In many instances, the drawing of those borders was accompanied by considerable bloodshed, communal violence and ethnic cleansing. Still, in many countries people of different ethnicity, language or religion end up living side by side.

However, after the disaster of World War II, the community of nations decided to recognize existing borders as they are and not alter them except in special circumstances – and never by a war of aggression.

There have been exceptions, but by and large, the rule held. One such exception took place in 1990 when Saddam Hussein decided to annex Kuwait. Then, a US-led coalition defeated the Iraqi invasion force and liberated Kuwait.

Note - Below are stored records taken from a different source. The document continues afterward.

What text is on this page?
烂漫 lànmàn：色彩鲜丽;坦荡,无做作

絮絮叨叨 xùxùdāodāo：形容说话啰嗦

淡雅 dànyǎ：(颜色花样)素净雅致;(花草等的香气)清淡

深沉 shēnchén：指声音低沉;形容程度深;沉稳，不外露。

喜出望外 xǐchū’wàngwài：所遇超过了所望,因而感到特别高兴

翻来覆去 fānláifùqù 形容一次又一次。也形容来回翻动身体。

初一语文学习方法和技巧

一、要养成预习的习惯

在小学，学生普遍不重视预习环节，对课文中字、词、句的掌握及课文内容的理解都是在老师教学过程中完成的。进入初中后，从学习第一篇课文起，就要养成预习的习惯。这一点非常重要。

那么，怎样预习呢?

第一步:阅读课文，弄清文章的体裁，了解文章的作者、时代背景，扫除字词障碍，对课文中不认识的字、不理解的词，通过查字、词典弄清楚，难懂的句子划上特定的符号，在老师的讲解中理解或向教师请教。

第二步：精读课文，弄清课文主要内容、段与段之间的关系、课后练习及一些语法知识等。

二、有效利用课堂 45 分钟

Putin illegally annexed Crimea in 2014 and in 2022 started an all-out war in the middle of Europe, annexing the territories he has partially occupied. He should not be allowed to keep any of his illegal gains, as Musk suggests, but taught the same lesson as Saddam was in 1990. 

Born in the USSR, the writer has lived in the US since 1975, having emigrated on an Israeli visa during the Let My People Go campaign for Soviet Jewry. He has worked as an economist for 35 years, including positions at Standard and Poor’s and The Economist Intelligence Unit. Over the past 10 years, he has published four murder mysteries set in Moscow in the 1960s.